Symbol-Aware Emitter Fingerprinting
The Symbol-Aware Emitter Fingerprinting (SAEF) algorithm uniquely identifies mass produced radio emitters that share the same frequency and protocol. Manufacturing variation in analog components naturally leads to a small measure of overall uniqueness in such devices. SAEF is able to find data symbol locations within RF data and exploit these high energy transition points, significantly enhancing fingerprint uniqueness.

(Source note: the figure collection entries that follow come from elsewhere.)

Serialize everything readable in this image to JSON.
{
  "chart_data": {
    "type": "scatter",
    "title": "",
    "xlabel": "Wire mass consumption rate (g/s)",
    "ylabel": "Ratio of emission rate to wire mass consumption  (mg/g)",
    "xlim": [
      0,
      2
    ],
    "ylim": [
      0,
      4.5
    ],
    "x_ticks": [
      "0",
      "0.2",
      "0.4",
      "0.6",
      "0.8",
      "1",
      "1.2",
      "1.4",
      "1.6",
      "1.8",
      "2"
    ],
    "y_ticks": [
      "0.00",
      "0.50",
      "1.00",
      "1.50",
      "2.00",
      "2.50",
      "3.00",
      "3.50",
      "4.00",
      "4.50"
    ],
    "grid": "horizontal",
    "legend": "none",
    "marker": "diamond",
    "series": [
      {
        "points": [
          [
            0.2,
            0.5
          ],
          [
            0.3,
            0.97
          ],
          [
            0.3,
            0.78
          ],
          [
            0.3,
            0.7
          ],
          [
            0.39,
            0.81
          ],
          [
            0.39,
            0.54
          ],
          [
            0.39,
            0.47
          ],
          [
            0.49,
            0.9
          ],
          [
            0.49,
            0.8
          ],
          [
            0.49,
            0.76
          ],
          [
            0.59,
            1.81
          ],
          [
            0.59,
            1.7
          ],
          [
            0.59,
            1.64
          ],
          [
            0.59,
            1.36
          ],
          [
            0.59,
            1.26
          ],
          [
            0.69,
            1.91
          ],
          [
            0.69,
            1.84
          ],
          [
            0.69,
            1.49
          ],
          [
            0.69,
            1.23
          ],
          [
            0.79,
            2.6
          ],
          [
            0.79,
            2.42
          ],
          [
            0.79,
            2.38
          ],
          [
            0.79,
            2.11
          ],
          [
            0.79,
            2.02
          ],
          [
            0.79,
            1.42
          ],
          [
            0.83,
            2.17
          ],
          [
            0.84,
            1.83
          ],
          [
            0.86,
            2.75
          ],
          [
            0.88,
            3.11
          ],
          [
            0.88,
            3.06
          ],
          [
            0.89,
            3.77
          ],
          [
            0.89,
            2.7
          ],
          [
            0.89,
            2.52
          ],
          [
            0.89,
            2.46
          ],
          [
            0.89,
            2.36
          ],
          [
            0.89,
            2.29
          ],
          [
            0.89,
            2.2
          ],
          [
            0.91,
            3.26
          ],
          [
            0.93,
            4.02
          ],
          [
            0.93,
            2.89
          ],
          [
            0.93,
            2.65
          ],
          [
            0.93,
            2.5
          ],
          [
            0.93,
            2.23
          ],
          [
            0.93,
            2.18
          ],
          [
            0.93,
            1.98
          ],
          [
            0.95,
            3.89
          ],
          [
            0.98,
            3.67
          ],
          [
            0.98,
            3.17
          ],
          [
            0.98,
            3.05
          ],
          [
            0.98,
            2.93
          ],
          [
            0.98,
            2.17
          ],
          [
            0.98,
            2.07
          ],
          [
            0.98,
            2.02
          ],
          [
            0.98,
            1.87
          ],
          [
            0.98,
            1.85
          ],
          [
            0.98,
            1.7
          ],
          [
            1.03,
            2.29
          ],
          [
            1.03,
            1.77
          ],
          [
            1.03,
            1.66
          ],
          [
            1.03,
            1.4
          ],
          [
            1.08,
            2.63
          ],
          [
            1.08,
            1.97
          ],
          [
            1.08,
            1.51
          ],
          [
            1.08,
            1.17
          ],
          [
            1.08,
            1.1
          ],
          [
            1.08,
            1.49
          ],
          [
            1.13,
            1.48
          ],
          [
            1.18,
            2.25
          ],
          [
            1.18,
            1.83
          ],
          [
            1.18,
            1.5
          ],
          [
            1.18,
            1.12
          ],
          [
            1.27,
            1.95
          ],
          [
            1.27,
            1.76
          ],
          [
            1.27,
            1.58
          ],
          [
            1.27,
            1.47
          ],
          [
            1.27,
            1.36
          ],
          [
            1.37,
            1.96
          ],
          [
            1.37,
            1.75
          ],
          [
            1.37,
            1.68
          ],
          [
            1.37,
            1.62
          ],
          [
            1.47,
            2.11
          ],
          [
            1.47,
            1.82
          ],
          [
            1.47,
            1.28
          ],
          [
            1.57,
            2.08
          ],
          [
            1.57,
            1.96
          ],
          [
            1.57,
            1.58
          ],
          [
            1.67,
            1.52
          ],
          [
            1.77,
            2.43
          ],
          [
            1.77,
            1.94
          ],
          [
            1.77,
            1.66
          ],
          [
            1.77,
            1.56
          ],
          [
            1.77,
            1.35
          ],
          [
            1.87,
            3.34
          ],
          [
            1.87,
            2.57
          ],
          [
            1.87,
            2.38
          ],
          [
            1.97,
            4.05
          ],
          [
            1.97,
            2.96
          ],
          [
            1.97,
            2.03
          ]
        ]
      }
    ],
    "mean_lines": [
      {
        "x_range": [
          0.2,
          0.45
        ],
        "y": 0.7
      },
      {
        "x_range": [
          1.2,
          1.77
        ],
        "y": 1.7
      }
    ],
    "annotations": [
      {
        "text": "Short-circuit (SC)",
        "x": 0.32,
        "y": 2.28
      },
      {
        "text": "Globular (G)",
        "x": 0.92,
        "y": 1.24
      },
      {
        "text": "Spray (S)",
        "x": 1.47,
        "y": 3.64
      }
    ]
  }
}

Symbol-Aware Emitter Fingerprinting (SAEF) starts by finding the data symbols being communicated by radio emitters, identifying the segments of RF data for each symbol. As an emitter converts electricity to RF energy, component variation changes how fast conversion happens and how it over- and under-shoots ideal RF energy levels, especially at symbol transitions where energy flow is at a maximum. Knowing where the data symbols start and stop, SAEF looks for the repeating energy transfer pattern.
SAEF generates two metrics that, together, fingerprint the emitter. The first is a measure of the consistency of the over/under-shoots within a symbol, giving a score sensitive to the subtle shape of the symbols. A second metric responds to the overall power stability, giving a description of the incoming power and physical placement variation. When plotted with the two metrics as axis values, the emitters are distinct. Below are test results comparing four emitters (two mass-produced radios each tested on two mass-produced antennas). In the test data, SAEF’s symbol awareness makes possible unambiguous identification of emitters, even those that are mass-produced.
Fingerprint changes are correlated to physical changes in the emitter radio, amplifier, antenna, and supplied power. Changes can indicate damage, evasion, or power diversion ahead of an attack. With a known emitter, such as an adversary satellite, a fingerprint can be cataloged during benign operation and compared to current data for indication of mode change or equipment degradation.
With SAEF, it is possible to detect and count the number of approaching mesh-networked drones, count the number of cell phones in a building, verify the identity of a device sending commands, or even count the number of nearby soldiers wearing man-portable data systems.
Civilian uses include identifying contraband cell phones, estimating crowd size, intruder detection, verifying IoT command authenticity, and quickly detecting movement surges in protest groups.